18. Juni 2018 | Themenbereich: Deutsche Polizeigewerkschaft, Interessenvertretungen, Sachsen-Anhalt | Drucken

Die Deutsche Polizeigewerkschaft (DPolG) kritisiert heftig, dass die Landesregierung noch immer kein Beförderungskonzept für die Landespolizei für das Haushaltsjahr 2018 beschlossen hat.
Viele Kolleginnen und Kollegen verrichten mittlerweile ihren Dienst auf höherwertigen Dienstposten, ohne Aussicht auf Beförderung. Das trifft auf die Laufbahngruppen (LG) 1.2 sowie 2.1 zu. Dieser Zustand muss beendet werden. Die Landesregierung bummelt, wie im jedem der letzten Jahre, mit den Beförderungsmitteln herum.
Die Kolleginnen und Kollegen leisten täglich eine hervorragende Arbeit in Zeiten schwieriger Sicherheitslagen und das mit einer veralteten Sicherheitsausrüstung. Die Landesregierung sollte ein Zeichen setzen und die Beamtinnen und Beamten der Landespolizei für ihre geleistete Arbeit adäquat besolden. Minister und Staatssekretäre werden dagegen vom ersten Tag an in ihrer ausgewiesenen Besoldungsstufe besoldet, so der DPolG Vize.

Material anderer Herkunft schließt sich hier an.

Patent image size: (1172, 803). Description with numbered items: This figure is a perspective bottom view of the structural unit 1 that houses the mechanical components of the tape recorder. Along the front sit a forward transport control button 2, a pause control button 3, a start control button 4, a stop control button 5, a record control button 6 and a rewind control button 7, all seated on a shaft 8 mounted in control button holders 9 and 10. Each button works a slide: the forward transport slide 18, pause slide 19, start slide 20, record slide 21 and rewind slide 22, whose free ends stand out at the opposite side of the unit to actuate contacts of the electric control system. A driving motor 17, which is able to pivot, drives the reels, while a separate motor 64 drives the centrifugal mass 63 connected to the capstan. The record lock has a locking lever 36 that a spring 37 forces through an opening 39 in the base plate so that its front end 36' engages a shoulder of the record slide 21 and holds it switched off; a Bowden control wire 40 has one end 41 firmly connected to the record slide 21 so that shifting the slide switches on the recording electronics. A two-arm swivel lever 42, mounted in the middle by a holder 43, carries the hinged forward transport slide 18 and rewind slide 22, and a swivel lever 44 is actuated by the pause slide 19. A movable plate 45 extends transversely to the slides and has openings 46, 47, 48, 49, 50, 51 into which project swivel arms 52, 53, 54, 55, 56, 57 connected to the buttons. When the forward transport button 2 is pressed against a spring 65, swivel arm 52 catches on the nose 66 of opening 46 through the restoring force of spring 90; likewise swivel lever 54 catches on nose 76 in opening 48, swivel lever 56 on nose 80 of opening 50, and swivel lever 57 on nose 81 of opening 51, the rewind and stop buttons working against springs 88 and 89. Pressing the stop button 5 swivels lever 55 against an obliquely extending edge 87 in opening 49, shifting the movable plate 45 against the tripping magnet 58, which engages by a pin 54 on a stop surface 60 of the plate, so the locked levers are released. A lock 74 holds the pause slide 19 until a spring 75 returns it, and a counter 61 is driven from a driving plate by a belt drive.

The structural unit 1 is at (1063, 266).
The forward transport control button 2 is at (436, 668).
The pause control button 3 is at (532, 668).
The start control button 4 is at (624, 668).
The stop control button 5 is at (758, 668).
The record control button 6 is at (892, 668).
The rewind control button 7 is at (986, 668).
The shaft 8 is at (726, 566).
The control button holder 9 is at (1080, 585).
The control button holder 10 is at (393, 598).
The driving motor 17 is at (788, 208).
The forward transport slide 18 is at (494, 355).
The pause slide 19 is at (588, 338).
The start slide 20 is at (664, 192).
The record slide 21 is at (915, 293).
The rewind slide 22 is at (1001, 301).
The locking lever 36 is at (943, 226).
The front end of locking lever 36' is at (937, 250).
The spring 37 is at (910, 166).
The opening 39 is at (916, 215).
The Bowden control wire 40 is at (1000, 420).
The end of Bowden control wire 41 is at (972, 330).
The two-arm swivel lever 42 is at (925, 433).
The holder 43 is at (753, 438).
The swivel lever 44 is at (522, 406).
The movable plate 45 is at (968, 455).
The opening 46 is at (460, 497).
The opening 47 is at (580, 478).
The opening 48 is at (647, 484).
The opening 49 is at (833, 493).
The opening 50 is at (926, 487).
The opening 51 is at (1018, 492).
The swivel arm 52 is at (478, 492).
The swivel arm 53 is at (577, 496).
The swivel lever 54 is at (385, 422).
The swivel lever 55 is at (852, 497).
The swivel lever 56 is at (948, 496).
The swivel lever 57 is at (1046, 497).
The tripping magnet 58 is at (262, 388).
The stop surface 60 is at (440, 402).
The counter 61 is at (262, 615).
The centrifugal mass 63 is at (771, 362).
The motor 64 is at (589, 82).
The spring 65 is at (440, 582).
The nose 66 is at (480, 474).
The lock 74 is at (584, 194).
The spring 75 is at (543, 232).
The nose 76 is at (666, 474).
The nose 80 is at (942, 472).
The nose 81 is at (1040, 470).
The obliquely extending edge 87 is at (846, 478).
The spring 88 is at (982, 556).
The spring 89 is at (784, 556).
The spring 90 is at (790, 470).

Perlbach weiter, meine Kolleginnen und Kollegen leisten unter äußerst schlechten Bedingungen, wie zum Beispiel desolate Dienstgebäude, schlechte Entwicklungsmöglichkeiten für Beamte und Tarifbeschäftige und massiven Personalmangel, sehr gute Arbeit. Da ist es auch nur Recht, wenn die Beförderungssituation verbessert wird. Wir fordern die Aufhebung der Planstellenobergrenzenverordnung von 1993!

Deshalb rufen alle Gewerkschaften und Berufsverbände in der Landespolizei auf, am Dienstag, 19. Juni 2018, 09:30 – 11:00 Uhr, vor der Staatskanzlei in Magdeburg für den Abbau des Beförderungsstaus zu demonstrieren.